Dreister Kunstraub: Junge Malerin will ihr Werk wieder

In der renommierten Düsseldorfer Kunstakademie verschwindet über Nacht ein Kunstwerk. Besonders bitter: Es ist Theresa Kallraths Abschlussarbeit, ein abstraktes Gemälde im Wert mehrerer tausend Euro. Doch um Geld geht es nicht: Die Künstlerin will ihr Bild zurück.

Theresa Kallrath ist selbst noch überrascht über den Medienrummel. Seit dem Wochenende wird verstärkt über die junge Künstlerin berichtet, eigentlich ein Grund zur Freude. Doch der Hintergrund ist für die 28-Jährige bitter: Eines ihrer Werke wurde entwendet. Unbekannte haben in der renommierten Düsseldorfer Kunstakademie in der Nacht zu Samstag ihre Abschlussarbeit und ein weiteres Werk gestohlen. Von dem oder den Tätern fehlte am Montag noch jede Spur, wie ein Polizeisprecher mitteilte.
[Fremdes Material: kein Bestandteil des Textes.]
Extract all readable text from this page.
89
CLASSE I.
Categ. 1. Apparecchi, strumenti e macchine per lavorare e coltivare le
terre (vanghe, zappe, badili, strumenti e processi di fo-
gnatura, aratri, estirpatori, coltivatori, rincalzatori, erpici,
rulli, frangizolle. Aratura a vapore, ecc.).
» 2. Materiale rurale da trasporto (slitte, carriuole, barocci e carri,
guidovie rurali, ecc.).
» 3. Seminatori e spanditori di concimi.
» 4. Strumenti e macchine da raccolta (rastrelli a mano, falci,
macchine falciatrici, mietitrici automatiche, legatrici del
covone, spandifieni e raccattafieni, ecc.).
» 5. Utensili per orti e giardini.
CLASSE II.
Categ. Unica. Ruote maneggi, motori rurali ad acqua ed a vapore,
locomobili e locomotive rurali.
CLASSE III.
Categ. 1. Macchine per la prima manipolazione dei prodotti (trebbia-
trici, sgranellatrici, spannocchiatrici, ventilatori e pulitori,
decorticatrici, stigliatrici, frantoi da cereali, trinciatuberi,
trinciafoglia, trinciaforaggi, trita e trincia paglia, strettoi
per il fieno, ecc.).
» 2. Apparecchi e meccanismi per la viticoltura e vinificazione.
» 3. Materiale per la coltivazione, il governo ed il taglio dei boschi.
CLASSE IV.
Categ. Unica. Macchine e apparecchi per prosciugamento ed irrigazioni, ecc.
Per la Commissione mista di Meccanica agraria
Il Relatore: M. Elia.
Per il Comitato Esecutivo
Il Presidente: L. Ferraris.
In der Akademie hatten am Wochenende rund 35.000 Besucher, darunter namhafte Galeristen und Sammler, beim traditionellen „Rundgang“ die Arbeiten der Kunststudenten besichtigt. Dementsprechend groß ist nun die Zahl der Verdächtigen. Sachbeschädigungen habe es in den Vorjahren zwar immer wieder gegeben, dreiste Diebstähle bislang nicht.

Seit Samstag, nach dem Diebstahl, hängt dort, wo Kallraths Bild war, nur noch ein Zettel: „Dieses Bild wurde letzte Nacht GEKLAUT!“ Zuerst konnte es Theresa Kallrath kaum glauben. „Wir haben das ganze Gelände abgesucht, den Hof und den Keller.“ Gemeinsam mit Sicherheitsleuten habe sie stundenlang nach dem verschwundenen Bild gefahndet, Kommilitonen befragt. Ohne Erfolg. Über die Berichterstattung erhofft sie sich nun eine Chance, wieder an ihre Abschlussarbeit zu kommen.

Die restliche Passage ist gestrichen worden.